Determining the structure of the implant-associated bone tissue. In our previous studies, we described the determination of the basic indicators of bone tissue around the implant [8]. When the bone and its structural components change, one should take into account the reasonable distances between the implants, between the implants and the neighboring teeth or other anatomical structures that bear the load. Most often, such changes are found within 1 cm from the DI.
Conclusion
We propose an original morphometric platform to characterize the interaction between dental implants and the recipient bed; the present methodology is designed to facilitate the determination of the efficacy and safety of the implant. The proposed system is not the absolute standard; rather it can serve as a basis for creating an algorithm for evaluating the process of osseointegration. Additional parameters can be sensibly added to this system, for example, elements of the ASBMR nomenclature, both original and modified. The presented morphometric platform can also be used in experimental and clinical studies on endoprostheses, exoprostheses, and other orthopedic devices.
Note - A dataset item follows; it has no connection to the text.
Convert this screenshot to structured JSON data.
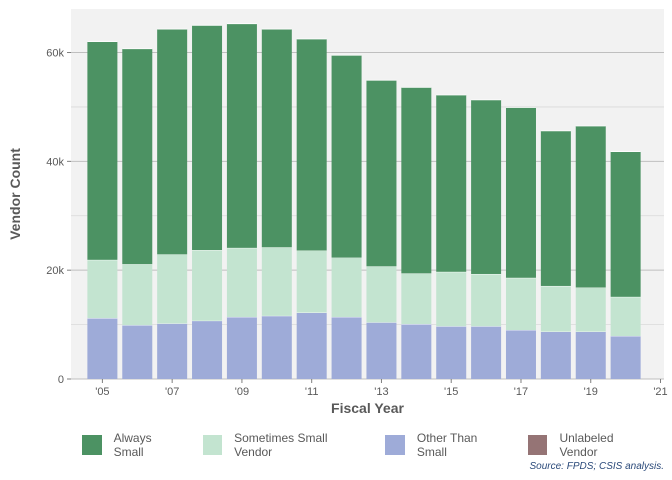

Acknowledgments. The authors are privileged to propose the name “Karen” for the bone plate formed around the dental implant, in honor and commemoration of Karen Levonovich Gabrielyan, a talented scientist who contributed a lot in the field of maxillofacial surgery.
Financial support. The study was not funded by any sources.
Conflict of interest. The authors confirm the absence of conflicts of interest that could influence their work.